Michael Chabon has created an inspired setting for one of the most noir books I’ve read in a long time. Picture this: instead of Palestine, the Zionist movement ended up in Sitka, Alaska, in a temporary arrangement with the US government. After the Holocaust and disastrous declaration of the State of Israel, Jewish refugees were shipped North, where the nascent Jewish homeland became a hotbed of political activism, Jewish-Native race riots, crime, and religious fervor. In Chabon’s alternate history, the clock is about to run out on that temporary arrangement, and the Jews who have no place to go are waiting out their fates.
At the center of the story is Meyer Landsman – disgraced cop, divorced husband, alcoholic, potential suicide – who takes on his last case only because the victim was murdered in the flophouse that has become Landsman’s all-but-actual grave. When the victim turns out to be a junkie with powerful connections, the mystery takes off. Despite the deadline for the handover, at which time all open cases will be tossed out, Landsman and his partner, a half-Jewish/half-Tlingit cousin, set out to solve it.

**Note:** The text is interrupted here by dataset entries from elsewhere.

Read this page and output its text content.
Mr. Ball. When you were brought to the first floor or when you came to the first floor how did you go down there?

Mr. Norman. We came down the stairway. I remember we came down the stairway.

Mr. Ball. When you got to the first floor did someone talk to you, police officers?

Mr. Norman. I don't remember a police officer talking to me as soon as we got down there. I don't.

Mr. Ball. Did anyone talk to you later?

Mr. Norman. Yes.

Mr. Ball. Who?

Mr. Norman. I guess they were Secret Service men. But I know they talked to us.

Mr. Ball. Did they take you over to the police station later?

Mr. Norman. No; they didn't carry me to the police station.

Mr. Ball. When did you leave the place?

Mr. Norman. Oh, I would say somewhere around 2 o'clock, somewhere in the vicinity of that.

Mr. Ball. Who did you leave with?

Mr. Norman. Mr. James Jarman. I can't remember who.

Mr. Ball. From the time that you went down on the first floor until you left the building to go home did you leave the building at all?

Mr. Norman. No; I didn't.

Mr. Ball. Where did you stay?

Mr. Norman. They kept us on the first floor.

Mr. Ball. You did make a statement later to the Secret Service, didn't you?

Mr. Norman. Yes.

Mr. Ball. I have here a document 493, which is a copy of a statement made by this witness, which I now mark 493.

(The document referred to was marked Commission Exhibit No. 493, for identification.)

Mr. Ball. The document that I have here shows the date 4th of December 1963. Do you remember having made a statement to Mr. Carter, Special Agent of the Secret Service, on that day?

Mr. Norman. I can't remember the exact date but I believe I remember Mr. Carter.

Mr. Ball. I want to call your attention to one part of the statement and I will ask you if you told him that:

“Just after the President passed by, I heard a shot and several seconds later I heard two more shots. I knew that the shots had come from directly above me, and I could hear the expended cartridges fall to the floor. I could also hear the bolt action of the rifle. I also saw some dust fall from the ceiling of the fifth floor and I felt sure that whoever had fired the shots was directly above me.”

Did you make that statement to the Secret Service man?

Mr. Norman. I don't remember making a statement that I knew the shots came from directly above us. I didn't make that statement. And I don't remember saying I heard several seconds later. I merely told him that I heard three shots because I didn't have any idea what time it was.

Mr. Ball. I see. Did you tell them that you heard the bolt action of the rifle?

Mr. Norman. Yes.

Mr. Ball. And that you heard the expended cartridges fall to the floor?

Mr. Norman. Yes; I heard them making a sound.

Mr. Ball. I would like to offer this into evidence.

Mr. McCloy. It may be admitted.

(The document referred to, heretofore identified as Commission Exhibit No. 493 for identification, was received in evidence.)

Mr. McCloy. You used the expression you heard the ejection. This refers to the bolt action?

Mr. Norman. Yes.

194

Suffice it to say, the resolution of the mystery takes them in unexpected directions, but the mystery isn’t the wonder of this book. The sheer risk that Chabon takes to set up a thoroughly believable history is astonishing; the imagined world the Alaska Jews create is peopled with singular sights and sounds; the language a delight to roll off your tongue as you read it. Landsman is a thoroughly developed character, but even the most minor characters stand out as if we’d seen them standing on the street only half an hour before.
The Yiddish Policemen’s Union is one of the most remarkable books I’ve read in 2007. Mazel tov, Mr. Chabon!


Hey, you has a huge library book collection . salute!
I enjoy all of your posts.
Thank you.
Hearing all this talk of the new Chabon release makes me a little sad…
A year ago, I would have been thrilled and no doubt attended his book signing. He’s been my favorite author since I first read his debut novel THE MYSTERIES OF PITTSBURGH back in the early 90s.
But I can no longer support the work of an author who has no regard for the story and characters that put him on the literary map.
In case you haven’t heard, there’s a film version of MOP coming out later this year… Written and directed by the guy who brought us DODGEBALL, in which he’s CHANGED 85% of Chabon’s original story.
And the sad part is… Michael Chabon himself APPROVED of the script! WHY would he do this? I can only think of one possible answer: $$
If you are a Chabon fan, esp MOP, I suggest you do NOT see this movie. You will be sadly disappointed at the COMPLETE removal of the gay character, Arthur Lecomte, and the fabrication of a romantic love triangle between Art Bechstein, Jane Bellwether, and a bi-sexual Cleveland Arning. And really, what is MOP without the presence of Phlox Lombardi? Alas, she’s barely in it.